# New rider from Ontario



## havocRider (Nov 25, 2010)

Hey guys, just thought id introduce myself here being a new rider and new to the forums. Ive only ridden once in my life and that was about 10 years ago lol. I was horrible at it so I just stuck with my snowblades, but now that I got myself a setup I wanna get into it. My buddy had a pretty good setup lying around and decided to sell it to me for a really good deal so I couldn't refuse . But ya heres some pics of the setup Ill be using this year. I believe the board is a 07 Ride Havoc 156 with Ride LS bindings and Burton freestyle boots. Enjoy.


----------



## Puggy (Oct 7, 2010)

Good shit brotha always good to see another shredder signing up from Ontario!

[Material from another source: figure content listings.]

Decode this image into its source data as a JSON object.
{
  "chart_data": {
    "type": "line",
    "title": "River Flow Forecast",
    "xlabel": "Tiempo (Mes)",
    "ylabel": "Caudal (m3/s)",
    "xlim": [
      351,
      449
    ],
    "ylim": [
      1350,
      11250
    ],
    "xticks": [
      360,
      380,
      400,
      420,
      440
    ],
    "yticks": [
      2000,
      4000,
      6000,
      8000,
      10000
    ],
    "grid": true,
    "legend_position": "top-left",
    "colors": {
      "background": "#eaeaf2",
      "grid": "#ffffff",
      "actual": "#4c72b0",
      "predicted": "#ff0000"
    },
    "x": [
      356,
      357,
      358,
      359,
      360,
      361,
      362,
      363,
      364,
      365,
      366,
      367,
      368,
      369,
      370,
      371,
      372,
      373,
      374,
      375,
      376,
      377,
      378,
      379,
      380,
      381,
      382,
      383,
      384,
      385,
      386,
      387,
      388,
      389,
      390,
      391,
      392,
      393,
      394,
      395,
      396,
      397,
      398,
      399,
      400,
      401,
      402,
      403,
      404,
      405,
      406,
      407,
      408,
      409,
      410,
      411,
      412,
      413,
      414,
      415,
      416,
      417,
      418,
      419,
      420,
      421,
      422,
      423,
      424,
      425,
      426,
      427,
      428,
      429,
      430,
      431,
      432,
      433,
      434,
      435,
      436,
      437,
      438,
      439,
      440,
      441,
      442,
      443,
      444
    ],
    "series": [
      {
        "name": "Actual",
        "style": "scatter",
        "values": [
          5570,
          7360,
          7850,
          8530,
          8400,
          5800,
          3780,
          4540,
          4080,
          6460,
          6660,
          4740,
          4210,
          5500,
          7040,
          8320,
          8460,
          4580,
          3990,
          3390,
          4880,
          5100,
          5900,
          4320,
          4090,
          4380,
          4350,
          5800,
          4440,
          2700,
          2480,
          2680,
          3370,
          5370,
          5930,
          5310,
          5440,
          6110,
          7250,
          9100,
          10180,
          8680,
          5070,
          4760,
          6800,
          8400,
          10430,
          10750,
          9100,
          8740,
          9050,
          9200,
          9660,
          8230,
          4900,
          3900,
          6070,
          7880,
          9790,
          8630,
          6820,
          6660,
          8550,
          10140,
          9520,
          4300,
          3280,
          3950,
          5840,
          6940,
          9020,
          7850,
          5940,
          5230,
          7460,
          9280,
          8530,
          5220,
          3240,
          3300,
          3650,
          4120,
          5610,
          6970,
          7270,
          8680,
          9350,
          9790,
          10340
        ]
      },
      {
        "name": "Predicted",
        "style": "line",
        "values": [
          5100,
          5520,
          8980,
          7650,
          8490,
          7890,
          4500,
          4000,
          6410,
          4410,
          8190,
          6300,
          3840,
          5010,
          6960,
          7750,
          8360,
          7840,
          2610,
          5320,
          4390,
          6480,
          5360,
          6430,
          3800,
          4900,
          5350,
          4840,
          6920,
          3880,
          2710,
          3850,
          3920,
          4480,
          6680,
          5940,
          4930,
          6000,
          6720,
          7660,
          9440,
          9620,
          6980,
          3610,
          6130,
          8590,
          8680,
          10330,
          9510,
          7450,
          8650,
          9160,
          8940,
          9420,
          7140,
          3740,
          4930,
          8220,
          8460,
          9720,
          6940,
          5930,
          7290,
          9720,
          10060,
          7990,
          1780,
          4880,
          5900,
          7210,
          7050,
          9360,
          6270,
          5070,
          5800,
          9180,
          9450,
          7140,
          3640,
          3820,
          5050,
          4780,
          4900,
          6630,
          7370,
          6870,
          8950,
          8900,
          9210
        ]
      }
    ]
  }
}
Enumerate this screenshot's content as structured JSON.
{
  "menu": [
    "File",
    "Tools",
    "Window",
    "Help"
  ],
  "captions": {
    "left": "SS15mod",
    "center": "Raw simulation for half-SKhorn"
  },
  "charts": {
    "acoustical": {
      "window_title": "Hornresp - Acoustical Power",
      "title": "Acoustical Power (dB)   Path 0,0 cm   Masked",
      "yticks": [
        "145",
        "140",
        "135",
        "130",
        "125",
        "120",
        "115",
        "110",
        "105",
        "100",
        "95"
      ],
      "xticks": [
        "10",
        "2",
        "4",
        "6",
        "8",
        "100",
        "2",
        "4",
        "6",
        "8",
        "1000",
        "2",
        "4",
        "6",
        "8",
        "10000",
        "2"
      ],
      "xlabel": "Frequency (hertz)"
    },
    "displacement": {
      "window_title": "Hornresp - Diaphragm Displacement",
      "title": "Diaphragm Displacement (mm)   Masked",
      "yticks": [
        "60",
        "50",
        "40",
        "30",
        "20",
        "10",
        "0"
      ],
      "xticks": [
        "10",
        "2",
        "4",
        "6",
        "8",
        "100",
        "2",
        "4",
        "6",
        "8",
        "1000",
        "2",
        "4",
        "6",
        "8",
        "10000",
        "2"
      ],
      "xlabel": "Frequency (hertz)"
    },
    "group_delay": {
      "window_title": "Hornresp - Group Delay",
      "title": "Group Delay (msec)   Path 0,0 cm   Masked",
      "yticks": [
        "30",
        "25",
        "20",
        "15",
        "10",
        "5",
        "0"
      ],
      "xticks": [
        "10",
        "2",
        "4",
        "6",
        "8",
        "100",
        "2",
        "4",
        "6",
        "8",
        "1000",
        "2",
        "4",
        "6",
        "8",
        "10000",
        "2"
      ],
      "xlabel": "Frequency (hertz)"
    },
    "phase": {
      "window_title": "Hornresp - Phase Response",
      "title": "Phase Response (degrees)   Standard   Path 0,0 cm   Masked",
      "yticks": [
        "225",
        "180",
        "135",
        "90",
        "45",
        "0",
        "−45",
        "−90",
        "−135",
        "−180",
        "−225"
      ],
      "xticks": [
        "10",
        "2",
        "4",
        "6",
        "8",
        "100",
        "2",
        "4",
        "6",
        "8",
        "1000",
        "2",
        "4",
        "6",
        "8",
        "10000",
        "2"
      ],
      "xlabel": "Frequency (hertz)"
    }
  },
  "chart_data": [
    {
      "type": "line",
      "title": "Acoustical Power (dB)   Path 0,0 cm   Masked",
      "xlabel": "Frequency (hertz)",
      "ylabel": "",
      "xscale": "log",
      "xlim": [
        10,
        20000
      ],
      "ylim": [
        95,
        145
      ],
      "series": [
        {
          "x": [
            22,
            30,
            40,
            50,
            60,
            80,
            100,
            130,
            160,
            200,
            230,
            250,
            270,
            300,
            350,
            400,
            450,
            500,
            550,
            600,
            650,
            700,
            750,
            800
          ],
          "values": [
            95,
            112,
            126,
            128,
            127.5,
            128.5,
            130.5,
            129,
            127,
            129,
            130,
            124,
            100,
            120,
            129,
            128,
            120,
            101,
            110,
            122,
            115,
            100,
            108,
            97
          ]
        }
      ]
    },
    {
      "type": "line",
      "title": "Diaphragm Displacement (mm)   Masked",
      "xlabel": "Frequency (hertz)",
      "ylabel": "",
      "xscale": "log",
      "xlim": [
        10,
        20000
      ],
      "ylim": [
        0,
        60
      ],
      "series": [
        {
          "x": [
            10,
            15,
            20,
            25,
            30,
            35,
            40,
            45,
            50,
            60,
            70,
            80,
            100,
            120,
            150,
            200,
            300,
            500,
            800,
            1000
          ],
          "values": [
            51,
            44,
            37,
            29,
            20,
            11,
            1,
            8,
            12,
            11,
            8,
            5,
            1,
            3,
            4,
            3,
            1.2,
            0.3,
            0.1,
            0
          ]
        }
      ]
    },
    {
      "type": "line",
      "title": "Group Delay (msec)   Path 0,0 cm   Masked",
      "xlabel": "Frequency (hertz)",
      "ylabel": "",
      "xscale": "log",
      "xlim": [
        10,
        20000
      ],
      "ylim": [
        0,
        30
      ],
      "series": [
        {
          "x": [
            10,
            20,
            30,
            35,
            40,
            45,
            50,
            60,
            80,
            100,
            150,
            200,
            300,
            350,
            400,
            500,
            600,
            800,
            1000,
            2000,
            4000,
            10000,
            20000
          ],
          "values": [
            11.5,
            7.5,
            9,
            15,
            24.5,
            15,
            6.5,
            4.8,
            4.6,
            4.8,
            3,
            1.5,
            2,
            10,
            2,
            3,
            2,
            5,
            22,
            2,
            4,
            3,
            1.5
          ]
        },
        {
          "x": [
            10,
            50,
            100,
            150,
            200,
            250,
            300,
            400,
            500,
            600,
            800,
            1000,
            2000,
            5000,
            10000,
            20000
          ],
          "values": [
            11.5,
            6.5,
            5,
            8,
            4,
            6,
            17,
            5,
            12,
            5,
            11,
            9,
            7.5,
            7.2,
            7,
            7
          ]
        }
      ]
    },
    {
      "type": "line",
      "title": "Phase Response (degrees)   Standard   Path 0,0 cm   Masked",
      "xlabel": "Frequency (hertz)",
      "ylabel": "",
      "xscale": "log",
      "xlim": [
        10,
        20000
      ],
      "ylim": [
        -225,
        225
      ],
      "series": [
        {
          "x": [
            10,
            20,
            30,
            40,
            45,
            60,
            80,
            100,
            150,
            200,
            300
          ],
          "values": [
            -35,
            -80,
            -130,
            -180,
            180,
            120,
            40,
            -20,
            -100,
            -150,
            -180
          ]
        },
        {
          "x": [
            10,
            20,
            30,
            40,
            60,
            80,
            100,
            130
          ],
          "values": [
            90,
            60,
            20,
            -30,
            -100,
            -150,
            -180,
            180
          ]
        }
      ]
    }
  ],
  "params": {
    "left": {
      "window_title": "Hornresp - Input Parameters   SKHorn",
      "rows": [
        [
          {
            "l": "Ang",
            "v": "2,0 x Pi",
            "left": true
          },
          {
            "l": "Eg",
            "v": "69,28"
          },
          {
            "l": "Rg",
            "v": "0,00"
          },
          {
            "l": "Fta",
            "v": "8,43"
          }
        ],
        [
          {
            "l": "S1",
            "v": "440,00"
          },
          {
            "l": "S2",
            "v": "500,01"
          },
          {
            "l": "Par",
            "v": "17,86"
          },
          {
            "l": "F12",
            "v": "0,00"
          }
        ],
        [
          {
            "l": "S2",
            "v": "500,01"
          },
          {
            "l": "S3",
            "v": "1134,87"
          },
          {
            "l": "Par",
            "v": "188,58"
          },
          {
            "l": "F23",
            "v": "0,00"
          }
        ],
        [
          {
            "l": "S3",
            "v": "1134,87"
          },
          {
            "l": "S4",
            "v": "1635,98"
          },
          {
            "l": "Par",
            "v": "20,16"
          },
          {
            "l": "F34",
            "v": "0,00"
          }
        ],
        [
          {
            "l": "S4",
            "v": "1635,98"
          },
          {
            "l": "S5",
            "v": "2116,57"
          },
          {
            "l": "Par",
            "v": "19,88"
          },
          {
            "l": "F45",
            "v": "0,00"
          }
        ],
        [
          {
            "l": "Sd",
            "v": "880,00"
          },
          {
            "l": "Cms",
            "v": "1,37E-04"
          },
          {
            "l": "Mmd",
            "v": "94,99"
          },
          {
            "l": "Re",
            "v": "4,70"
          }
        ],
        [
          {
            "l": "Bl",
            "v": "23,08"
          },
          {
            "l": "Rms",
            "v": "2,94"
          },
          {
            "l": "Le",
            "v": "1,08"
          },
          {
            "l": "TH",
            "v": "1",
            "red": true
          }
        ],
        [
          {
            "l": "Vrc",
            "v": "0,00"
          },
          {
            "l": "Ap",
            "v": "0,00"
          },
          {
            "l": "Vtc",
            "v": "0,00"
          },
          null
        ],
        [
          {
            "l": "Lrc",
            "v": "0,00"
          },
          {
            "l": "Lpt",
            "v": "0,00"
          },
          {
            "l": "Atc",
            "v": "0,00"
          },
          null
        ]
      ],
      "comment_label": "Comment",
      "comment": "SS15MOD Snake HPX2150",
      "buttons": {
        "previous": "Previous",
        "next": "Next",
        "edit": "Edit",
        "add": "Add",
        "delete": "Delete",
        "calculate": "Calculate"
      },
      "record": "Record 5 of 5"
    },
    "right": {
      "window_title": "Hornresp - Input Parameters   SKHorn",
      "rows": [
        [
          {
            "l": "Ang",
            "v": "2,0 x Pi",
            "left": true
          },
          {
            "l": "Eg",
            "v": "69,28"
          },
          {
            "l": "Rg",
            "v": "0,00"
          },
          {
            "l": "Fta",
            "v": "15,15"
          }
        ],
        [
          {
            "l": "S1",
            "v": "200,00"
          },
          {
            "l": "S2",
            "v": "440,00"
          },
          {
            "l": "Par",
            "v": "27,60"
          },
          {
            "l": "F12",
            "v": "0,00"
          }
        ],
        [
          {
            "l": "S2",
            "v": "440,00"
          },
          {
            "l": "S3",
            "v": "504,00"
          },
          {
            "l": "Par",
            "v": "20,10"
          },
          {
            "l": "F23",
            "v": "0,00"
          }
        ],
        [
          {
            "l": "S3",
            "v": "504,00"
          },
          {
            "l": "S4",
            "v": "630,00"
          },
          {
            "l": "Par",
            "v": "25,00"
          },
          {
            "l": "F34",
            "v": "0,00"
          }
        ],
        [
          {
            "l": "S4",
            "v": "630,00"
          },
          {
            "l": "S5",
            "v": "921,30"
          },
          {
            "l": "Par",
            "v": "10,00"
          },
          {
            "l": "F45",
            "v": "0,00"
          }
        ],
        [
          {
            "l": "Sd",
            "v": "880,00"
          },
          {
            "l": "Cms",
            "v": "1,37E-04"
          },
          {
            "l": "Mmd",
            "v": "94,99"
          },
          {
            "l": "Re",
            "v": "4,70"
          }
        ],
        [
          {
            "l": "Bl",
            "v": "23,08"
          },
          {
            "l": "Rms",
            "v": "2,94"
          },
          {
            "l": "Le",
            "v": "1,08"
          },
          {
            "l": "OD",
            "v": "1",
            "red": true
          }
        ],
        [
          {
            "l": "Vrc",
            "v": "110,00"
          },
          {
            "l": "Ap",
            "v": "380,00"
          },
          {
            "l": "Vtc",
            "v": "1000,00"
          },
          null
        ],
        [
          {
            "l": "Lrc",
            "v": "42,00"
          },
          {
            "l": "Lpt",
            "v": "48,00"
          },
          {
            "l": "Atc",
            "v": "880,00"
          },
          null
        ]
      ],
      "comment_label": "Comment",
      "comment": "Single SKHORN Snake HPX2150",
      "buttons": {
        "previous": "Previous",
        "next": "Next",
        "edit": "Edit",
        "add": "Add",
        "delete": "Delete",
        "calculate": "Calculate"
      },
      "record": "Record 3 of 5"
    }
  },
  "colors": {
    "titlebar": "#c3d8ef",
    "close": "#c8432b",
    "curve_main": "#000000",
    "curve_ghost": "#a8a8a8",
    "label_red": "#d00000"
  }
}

Got any questions give the Forum a shout and most of the time they can help, or at least humor you with their attempts!


----------



## havocRider (Nov 25, 2010)

Thx brotha! And I will definitely be needing help this season haha, so ill come to the forums for sure if i need some! Ahh where abouts in Ontario do you hail from?


----------



## Puggy (Oct 7, 2010)

North Bay... boring area to say the least... that's why I'm heading to BC for xmas break... might be dragging some of my friends to Moonstone in spring theres some other guys in here that shred there so might try and go see them.


----------



## havocRider (Nov 25, 2010)

BC is where its at man! Im actually planning to move there in a couple years with a couple friends. Ive never been but I might be going next spring to check it out living wise and get some boarding in. Ya I think ill be going to moonstone the first day it opens which I believe is within the next couple weeks or so. Gonna get a blue pass tho for this year. Can't wait to shred the hills...well try to at least haha.


----------



## notter123 (Nov 11, 2010)

Out west is overrated................hahah im just kidding dont worry, I'm from london currently residing in hamilton as well so welcome to shredding bro, i just got hooked last year and went to moonstone a couple times, already got 2 blue trips planned and going to moonstone on reading week in february so gonna be a good year hopefully! anyways dont wanna threadjack here, welcome to our amazing sport and lets get some snow here!


----------



## Puggy (Oct 7, 2010)

Ya I'm looking to move out west in 2 years or so once I get all my paramedics schooling done... I'll let ya know how whistler is haha... heard their nightlife is next to none!


----------



## SAddiction (Feb 21, 2009)

Nice pants! Enjoy the new gear bro, you'll be addicted soon enough!


----------